Rifle marksmanship has been an essential skill for nearly all of American history. The rifle itself is a symbol of something that will get your competitive spirit going, put food on your table, and most importantly, save your life in dangerous situations.
Apart from practicing shooting itself, you should develop useful skills that complement your shooting skills. One such skill is firing a rifle offhand.
Position and Shot Placement
Firing prone is the most stable position – enabling you to shoot more accurately than in other positions.
Line the rifles bore center with the supporting structure of the body, the spine, lined up as nearly as possible.
Staying in this position will absorb the recoil energy. The way your body is lined up makes for an excellent firing position.
Keep your aim steady, but don’t squeeze the rifle too tightly – otherwise, your body will shake.
First, take up the travel of the trigger and then slowly press the trigger straight to the rear.

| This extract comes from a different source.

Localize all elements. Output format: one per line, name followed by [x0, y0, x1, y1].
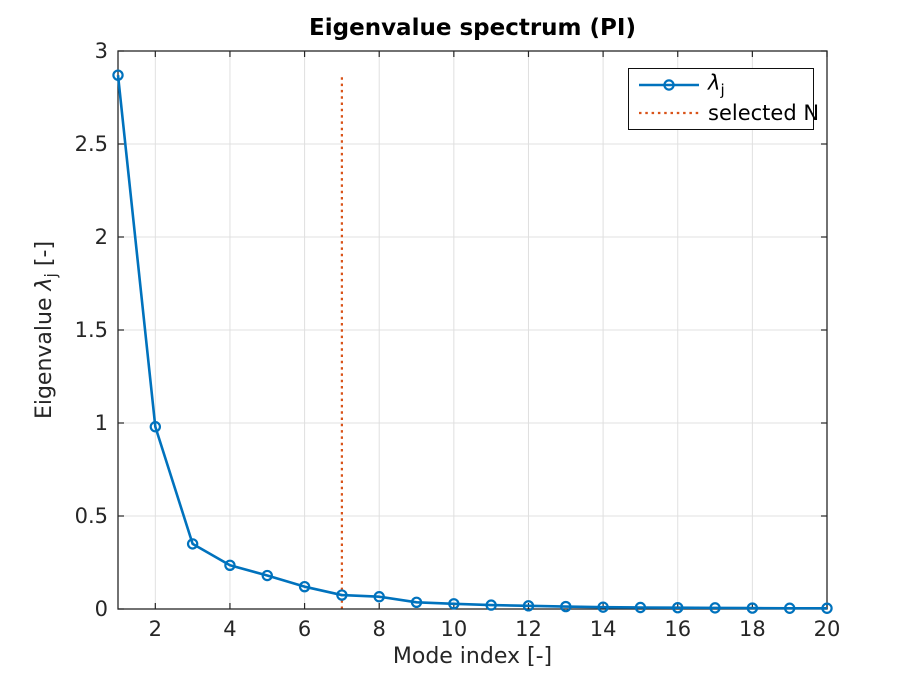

Keep the trigger to the rear for a moment then release it and allow the trigger to reset.
Remember that a slight movement such as breathing may move the crosshairs and throw the shot off. Don’t forget accuracy is how close you are to the object you are firing at. Precision is the closeness of the bullets to each other on the target.
When firing offhand, the butt of your rifle must be firmly locked into your shoulder. Your firing hand needs to be in a semi-pistol grip, or pistol grip; while your support hand must pull the stock back into your shoulder.
Your support hand should be as far forward as possible— make sure it doesn’t touch the gas block, though, as it gets pretty hot.
Keep your feet in width of your shoulders.
While the process and practice you need to undergo to call yourself a rifle marksman isn’t easy, it is essential. Practice getting into the firing position, and dry fire as much as possible. It’s a muscle you need to stretch. It’s like the gym. You first do the deadlifts with a resistance band in order to move on to deadlifts with real weights. It’s the same with rifle marksmanship.